The resolution also mandates that Iraq surrender any weapons of mass destruction, which it denies having. The U.S. government says it is sure Baghdad retains such weapons, and threatens war if Iraq fails, in Washington's view, to comply with U.N. disarmament demands.

In a round of inspections in the 1990s, after Iraq's defeat in the 1991 Gulf War, the United Nations destroyed tons of Iraqi chemical and biological weapons and dismantled Iraq's nuclear weapons program.

On neighboring Iran, which reportedly is considering constructing a second major nuclear power plant, ElBaradei said Thursday's revelations did not take his agency off-guard.

"This is not a surprise to us. We have been talking to the Iranians authorities for the past six months about these facilities," he said. "They have indicated they will invite the agency — me and a team of technical experts — to visit these facilities."

"I was supposed to go there this week; however, they have requested a rescheduling until February. I hope we will be able to visit these facilities. These facilities as far as we know are not operational," ElBaradei said.

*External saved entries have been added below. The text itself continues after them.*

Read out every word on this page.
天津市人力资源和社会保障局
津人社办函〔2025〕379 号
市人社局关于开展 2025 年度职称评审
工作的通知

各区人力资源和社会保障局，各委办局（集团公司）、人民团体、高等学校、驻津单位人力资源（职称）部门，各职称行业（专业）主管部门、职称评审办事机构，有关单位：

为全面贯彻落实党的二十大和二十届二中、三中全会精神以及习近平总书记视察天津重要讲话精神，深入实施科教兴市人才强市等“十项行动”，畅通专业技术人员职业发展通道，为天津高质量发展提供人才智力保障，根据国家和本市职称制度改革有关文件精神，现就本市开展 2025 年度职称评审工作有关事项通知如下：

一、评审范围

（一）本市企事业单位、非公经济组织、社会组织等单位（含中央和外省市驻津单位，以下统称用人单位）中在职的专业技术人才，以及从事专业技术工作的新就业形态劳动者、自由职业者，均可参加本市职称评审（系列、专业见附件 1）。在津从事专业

ElBaradei said he hopes to see for himself "that all nuclear facilities in Iran are under safeguards."

The IAEA chief urged North Korea not to move ahead with its nuclear program as the reclusive nation has threatened to do.

"We need to continue to look for agreed solutions, a diplomatic solution to the problem," ElBaradei said. "If North Korea were to cooperate with the agency ... all the concerned parties are all ready to engage into a dialogue and try to reach a diplomatic solution to the problem."

"We are waiting for their response," he said.